There is one other possibility that I can think of. It is the most cynical explanation, but seems to be the only one that doesn't require the invokation of extremely poor strategic judgment on the part of the Administration. That possibility is that the government is preparing to settle the case, perhaps in light of its weak chances of obtaining any substantial financial remedies, and it wants to lower the amount of its financial request so that if a settlement is announced, it will not appear that the government has settled for a fraction of what it was requesting.

This last possibility doesn't seem particularly likely, given that the government, including Associate Attorney General Robert D. McCallum Jr. (who has been invoked as the possible source of political meddling since he previously worked in a law firm that represented R.J. Reynolds) has stated publicly that the Department will await the Court's decision. If a settlement were planned, would it not have been more prudent to make a more vague statement about "seeking justice" or something that did not specify a Court decision? And perhaps more important, wouldn't it have made much more sense to settle the case earlier, rather than wait until the Department had painstakingly presented its entire case?

Interestingly, in only one of these scenarios is there any real wrong-doing that would justify the call for an investigation. Administration political interference into the case to shield the tobacco companies from potential damages would certainly represent a breach of appropriate conduct and a breach of justice.
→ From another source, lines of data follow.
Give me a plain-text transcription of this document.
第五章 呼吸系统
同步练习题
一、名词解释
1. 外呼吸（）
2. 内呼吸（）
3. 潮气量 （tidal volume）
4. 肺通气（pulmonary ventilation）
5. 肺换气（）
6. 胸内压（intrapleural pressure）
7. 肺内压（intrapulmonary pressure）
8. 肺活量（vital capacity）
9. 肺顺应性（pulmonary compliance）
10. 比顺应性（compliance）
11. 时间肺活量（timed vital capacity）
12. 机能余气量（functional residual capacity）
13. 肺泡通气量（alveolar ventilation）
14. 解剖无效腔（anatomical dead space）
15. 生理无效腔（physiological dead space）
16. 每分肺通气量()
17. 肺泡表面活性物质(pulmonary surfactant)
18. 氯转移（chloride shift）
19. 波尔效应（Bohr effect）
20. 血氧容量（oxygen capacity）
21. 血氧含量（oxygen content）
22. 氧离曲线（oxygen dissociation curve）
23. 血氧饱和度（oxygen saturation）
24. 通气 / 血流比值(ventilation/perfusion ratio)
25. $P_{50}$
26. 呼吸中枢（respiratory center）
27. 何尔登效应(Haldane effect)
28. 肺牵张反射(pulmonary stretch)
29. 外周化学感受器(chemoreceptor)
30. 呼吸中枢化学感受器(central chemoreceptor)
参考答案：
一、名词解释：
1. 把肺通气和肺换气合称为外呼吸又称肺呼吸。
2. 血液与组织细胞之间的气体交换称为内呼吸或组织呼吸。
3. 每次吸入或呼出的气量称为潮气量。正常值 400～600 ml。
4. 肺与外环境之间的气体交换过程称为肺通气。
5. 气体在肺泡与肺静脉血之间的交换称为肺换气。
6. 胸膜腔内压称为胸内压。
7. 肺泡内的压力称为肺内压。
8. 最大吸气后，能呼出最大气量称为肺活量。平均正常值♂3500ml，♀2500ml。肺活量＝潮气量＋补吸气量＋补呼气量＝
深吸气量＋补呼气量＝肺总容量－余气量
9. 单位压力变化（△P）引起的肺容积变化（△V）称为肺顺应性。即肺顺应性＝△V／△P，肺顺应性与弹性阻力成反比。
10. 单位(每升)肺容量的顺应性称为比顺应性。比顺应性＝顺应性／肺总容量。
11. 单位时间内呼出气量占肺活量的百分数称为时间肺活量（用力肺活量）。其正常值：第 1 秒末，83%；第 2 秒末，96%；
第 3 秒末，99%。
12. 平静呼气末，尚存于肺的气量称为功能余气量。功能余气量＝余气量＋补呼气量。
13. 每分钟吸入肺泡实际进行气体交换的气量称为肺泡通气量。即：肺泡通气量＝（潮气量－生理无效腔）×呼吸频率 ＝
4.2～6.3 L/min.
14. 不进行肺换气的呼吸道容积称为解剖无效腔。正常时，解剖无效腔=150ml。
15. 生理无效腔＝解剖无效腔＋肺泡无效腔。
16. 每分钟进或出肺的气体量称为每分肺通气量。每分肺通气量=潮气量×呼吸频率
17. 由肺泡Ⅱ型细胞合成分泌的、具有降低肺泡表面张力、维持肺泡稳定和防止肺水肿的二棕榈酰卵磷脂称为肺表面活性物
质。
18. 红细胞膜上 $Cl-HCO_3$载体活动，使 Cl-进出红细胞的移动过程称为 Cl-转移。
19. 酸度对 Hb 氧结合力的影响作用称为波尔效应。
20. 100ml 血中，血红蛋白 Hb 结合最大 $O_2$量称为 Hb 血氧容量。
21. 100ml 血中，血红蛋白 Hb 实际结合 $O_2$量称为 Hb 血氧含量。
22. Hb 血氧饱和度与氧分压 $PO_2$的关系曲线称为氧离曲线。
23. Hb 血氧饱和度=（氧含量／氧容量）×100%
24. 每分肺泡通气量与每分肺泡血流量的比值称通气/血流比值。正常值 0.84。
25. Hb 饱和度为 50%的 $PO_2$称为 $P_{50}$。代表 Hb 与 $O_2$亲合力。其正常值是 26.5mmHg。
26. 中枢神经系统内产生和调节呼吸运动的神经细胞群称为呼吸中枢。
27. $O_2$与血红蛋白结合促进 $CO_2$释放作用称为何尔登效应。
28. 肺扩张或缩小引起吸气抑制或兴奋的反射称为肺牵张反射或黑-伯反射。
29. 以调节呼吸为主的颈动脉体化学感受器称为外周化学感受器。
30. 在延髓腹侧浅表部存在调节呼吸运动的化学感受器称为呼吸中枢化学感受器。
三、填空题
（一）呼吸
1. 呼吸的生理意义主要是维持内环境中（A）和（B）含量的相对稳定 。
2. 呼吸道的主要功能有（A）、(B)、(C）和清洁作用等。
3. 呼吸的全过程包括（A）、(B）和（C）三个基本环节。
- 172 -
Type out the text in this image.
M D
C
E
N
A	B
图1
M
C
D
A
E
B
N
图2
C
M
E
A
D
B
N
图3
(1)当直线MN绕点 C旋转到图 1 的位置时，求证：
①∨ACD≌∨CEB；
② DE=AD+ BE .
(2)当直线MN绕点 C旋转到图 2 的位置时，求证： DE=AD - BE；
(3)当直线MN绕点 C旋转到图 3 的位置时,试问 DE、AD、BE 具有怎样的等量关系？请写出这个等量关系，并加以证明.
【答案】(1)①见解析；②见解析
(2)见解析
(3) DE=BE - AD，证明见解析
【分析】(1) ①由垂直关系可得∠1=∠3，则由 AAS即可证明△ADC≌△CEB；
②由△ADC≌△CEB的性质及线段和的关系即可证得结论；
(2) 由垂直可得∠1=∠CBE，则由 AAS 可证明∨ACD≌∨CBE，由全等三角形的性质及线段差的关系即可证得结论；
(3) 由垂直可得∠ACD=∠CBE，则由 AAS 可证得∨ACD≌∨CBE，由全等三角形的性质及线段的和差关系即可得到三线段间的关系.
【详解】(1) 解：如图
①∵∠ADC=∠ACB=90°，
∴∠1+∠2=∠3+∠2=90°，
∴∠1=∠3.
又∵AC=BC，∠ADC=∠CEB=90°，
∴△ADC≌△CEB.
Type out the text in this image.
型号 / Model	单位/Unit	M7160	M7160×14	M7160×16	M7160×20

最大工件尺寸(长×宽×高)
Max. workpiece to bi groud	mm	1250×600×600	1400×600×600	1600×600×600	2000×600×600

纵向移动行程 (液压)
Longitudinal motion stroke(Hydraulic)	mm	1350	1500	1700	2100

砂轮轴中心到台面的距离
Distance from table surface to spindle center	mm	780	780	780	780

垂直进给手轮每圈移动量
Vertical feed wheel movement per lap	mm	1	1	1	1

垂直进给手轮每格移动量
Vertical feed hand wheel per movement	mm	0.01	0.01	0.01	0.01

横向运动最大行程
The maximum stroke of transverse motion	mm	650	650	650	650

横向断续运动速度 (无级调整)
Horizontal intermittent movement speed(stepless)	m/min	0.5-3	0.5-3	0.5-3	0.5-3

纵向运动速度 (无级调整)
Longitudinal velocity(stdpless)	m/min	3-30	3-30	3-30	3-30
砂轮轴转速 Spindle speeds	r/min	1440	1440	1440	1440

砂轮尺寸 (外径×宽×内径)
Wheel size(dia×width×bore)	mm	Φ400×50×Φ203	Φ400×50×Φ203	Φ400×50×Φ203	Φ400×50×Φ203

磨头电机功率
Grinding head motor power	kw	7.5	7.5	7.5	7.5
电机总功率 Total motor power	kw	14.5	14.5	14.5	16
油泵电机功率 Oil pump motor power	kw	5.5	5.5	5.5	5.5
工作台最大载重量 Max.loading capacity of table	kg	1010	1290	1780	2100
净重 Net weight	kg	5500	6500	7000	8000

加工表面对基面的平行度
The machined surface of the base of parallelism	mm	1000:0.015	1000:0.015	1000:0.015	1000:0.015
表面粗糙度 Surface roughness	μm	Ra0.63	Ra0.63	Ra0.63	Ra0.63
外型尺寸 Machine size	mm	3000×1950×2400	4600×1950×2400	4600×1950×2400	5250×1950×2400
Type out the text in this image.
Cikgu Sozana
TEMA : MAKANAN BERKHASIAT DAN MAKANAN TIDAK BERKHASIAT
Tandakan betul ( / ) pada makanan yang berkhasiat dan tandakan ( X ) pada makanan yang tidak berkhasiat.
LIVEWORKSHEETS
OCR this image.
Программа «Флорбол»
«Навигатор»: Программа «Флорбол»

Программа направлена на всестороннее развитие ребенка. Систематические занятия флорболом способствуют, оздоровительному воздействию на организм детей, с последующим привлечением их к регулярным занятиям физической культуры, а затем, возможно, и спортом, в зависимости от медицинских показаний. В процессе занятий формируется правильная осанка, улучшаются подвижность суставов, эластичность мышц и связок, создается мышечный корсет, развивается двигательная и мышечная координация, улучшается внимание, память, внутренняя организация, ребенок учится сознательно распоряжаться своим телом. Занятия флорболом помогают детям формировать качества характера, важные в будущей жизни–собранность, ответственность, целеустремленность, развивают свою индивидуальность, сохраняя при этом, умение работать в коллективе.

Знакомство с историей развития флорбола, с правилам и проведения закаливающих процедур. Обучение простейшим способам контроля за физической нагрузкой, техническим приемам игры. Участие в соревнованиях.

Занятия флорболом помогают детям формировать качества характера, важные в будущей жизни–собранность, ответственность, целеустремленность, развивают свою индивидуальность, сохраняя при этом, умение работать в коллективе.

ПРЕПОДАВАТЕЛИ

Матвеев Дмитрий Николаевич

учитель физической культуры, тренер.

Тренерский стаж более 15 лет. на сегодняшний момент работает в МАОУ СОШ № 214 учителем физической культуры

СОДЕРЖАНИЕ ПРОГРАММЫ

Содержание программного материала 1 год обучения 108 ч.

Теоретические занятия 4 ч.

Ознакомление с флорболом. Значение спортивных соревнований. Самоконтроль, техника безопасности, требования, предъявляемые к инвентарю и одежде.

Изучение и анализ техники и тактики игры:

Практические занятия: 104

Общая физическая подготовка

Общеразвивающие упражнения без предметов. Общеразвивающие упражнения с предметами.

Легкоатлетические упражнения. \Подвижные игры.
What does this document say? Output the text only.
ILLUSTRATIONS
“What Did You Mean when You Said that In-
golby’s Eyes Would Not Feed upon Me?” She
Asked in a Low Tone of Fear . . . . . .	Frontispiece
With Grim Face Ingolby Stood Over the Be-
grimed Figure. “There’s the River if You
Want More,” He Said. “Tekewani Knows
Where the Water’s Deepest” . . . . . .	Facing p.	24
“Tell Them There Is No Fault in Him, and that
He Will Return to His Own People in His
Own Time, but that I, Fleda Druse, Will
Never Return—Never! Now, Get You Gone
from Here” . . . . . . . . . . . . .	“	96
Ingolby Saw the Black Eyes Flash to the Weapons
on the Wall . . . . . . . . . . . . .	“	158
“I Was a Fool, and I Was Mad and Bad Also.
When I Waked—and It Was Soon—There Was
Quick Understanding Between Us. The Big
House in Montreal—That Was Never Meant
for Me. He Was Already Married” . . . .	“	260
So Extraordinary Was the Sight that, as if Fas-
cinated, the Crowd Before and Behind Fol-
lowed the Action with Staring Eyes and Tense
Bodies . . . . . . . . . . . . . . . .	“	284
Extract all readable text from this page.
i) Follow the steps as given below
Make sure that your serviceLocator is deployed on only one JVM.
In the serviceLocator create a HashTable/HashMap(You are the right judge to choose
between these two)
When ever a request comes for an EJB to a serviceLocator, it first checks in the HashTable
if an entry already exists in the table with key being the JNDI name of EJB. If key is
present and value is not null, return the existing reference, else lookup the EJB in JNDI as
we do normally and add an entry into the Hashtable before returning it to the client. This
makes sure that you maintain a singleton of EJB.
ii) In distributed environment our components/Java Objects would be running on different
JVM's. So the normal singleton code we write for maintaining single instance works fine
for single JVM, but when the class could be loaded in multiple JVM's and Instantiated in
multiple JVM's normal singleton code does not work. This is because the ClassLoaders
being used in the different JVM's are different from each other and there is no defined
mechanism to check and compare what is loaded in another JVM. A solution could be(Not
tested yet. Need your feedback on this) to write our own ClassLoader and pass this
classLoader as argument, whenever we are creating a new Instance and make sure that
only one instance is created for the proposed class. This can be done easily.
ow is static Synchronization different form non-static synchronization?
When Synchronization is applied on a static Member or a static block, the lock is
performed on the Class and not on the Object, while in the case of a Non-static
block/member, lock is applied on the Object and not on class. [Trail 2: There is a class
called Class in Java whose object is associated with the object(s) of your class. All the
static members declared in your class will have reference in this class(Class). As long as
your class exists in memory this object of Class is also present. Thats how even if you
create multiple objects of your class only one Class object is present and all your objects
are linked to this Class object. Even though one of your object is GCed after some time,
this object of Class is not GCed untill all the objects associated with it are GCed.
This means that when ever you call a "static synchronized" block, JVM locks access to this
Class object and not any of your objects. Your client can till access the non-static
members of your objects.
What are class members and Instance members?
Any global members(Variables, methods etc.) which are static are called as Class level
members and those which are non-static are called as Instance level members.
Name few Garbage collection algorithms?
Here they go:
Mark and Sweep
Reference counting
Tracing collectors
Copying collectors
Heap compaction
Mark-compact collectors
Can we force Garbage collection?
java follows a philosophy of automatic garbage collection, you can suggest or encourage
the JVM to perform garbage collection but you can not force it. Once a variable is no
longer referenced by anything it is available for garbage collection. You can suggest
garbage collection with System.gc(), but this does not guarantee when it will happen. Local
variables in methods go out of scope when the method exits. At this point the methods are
But the other two scenarios really reflect strategic legal decisions and I do not think they inherently represent any wrong-doing.

While I do not purport to be able to read the minds of the Administration nor have some internal knowledge about what motivated the abrupt change in strategy, I do think it is clear that the reduction in the amount being requested, in and of itself, does not represent an action that does a disservice to the American people by denying them of "cessation programs that could have saved their lives," as one anti-smoking organization claimed. These services would never have been approved by the Court (or upheld by the Appeals Court) anyway, so the reduction in the amount requested is not really the issue.

Instead, the issue is whether there was indeed political interference or whether this was simply a strategic move, and if strategic, whether the government is preparing to settle the case or simply wanted to try to squeak a smaller cessation program through.

UPDATE (Thursday, June 9; 3:40 pm): Gene Borio reports that DOJ today attempted to clarify the reasons for the reduction in requested costs to $10 billion, stating that the remedy is narrowly-tailored so that the cessation program is available only to newly addicted smokers, not to current smokers. This would certainly explain the greatly reduced costs as well as the shorter time frame of the proposed remedy. If true, then this supports the potential reason I listed above for the announced change - that the Department is changing the nature of the proposed remedy to increase its chances of passing legal muster. The reasoning outlined by Gene would certainly have a greater chance of convincing the judge that the remedy is forward-looking, since the funded smoking cessation program would only be available to newly-addicted smokers. The problem that remains, however, is how such a program could distinguish between newly-addicted smokers who were addicted because of a continuing RICO violation versus because of some other reason. Unfortunately, it's not clear to me that this amended remedy would have any reasonable chance to be upheld. But at least it is clearly not designed to redress past wrongs.